You are right, the Commodore 128 was based almost entirely on the existing B128's design, with only a few modifications thrown in. This was a very good money saving scheme that CBM used, but saving face from the Plus/4 and Commodore 16 debacle was a necessary move.

When you consider that Commodore achieved then-record sales of over $500 million on all of their microcomputers combined, the break down was something as follows:

  1. Vic-20 - Out-sold the Commodore 64 for a several months before the hardware shortage and software famine that plagued it disappeared in late-1983. Much of the problem was a shortage of 1541 disk drives, and even then failure rates were much too high to be acceptable. The no-questions exchange program that CBM set up saved them millions of dollars in potential losses.
  2. Commodore 64 - A close second to the Vic-20 in 1983 sales, but eventually took the lead in late-1983 as Vic-20 sales plummeted to earth. The hardware shortage was fixed by 1984, and software began flooding in -- a much needed breathe of fresh air for CBM.
  3. PET/CBM - The PET series of microcomputers continued to sell exceptionally well, but started to drop off dramatically towards the end of 1983. The introduction of the C64, as well as the continued success of the Vic-20 as an introductary level personal computer spelled doom for the PET/CBM line of computers. Competition from IBM didn't help matters either.
  4. B-Series - Commodore's worst seller. Lack of distribution networks killed it, as did its poor showing in the business world. PET fared better because it had time to carve out a niche. Very poor timing for a very-well equipped machine.
  5. Commodore MAX - Did not last long. Died along with the video game craze. No one wanted another video game system. Computer revolution killed it.
...

So, Commodore's biggest successes and failures can be described as follows:

Successes:

  1. Commodore 64 - Best selling personal computer of all time. Over 10,000+ programs were written for it, both commerically and in public domain circles. Sold between 20-25 million units during its remarkable lifetime (1982-1992).
  2. Commodore 128 - Could have been far more successful than it turned out, but was an exceptional computer selling at a ridiculously low price. Full-fledged personal/business computer, and 100% C-64 compatible. Sold over 4 million units during its lifetime (1985-1989).
  3. Vic-20 - Very popular micro-computer with alot going for it. Excellent computer for the home, and good at playing games. Sold over 2½ million units during its lifetime (1980-1984).

Failures:

  1. Commodore Amiga - Here's why: Commodore took an ingeniously designed personal computer with the potential to become the best selling personal computer of all time, and turned around and made it a marketing failure. The Amiga, without doubt, should have blown away the competition and forced IBM and Apple to rethink their position in the home computer market. The technology was there, the software was there, but not the support. And that's what killed it. Sold over 4 million units in various brands (A500,A1000,A2000,A3000,etc) during its lifetime (1985-1994).

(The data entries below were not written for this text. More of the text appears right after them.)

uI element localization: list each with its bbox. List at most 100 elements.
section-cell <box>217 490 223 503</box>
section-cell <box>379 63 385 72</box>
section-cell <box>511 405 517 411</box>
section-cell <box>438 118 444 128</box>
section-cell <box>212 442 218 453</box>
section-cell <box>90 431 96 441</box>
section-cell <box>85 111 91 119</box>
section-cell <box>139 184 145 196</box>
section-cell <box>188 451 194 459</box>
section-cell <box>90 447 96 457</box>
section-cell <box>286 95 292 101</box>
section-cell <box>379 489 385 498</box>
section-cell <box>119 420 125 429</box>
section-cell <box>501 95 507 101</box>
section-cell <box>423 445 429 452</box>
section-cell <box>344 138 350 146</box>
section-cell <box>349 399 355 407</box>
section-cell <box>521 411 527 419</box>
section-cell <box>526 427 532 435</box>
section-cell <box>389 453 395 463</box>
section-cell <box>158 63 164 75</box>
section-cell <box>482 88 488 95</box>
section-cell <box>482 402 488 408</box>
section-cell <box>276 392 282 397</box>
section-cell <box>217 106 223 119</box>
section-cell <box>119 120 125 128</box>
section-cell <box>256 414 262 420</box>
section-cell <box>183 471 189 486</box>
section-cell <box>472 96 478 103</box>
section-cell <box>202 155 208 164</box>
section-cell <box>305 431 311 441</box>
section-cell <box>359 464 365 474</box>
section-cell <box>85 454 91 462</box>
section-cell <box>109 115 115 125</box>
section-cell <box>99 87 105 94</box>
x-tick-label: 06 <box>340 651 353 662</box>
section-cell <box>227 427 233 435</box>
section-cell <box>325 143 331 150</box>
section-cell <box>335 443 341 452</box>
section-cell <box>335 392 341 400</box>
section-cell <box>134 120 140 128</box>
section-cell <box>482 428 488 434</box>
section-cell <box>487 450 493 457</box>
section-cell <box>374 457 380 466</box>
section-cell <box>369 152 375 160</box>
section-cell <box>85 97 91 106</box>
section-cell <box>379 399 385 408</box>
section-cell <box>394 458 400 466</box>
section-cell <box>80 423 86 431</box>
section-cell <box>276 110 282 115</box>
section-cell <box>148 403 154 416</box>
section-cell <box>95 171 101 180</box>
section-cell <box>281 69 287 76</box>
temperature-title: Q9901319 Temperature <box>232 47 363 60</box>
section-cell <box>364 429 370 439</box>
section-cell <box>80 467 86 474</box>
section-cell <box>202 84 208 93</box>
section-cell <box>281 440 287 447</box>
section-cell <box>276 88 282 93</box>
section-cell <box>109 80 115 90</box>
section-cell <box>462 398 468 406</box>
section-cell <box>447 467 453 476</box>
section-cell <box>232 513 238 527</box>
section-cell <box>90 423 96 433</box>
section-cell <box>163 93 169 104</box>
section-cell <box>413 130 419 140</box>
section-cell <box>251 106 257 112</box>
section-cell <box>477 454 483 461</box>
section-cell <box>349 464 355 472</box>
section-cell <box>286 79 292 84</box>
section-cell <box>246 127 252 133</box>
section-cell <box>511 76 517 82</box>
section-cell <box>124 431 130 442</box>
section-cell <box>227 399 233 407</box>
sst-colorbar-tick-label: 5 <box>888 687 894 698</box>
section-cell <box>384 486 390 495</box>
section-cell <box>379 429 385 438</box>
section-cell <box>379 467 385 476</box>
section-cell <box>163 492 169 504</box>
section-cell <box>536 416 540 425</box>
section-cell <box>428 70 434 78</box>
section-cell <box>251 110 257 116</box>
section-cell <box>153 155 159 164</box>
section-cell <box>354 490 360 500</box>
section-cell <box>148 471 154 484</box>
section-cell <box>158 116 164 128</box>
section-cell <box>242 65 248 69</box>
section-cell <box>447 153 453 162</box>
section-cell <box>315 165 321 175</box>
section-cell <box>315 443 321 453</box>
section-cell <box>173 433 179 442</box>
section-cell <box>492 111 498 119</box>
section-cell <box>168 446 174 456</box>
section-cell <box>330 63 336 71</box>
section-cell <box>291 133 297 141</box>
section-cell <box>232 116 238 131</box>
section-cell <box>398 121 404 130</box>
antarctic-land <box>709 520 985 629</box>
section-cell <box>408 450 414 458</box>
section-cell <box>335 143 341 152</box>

    Escom plans to reintroduce the Amiga line of computers sometime in 1996, if they haven't done so already

  2. Commodore Plus/4 and 16 - Billed as the "Productivity" machine and "The Learning" machine, respectively, both these computers turned out to be tremendous flops. The huge departure these machines took from the enormously successful Commodore 64-line killed them. If not for the lack of Amiga support, these computers certainly would have been Commodore's greatest failure.
  3. Commodore B-series (B128,B256,B720, etc.) - Introduced as business-style computers, they failed for a number of reasons, but mostly because of their high price tag (over $1700 originally). Competition from other companies also killed this line off.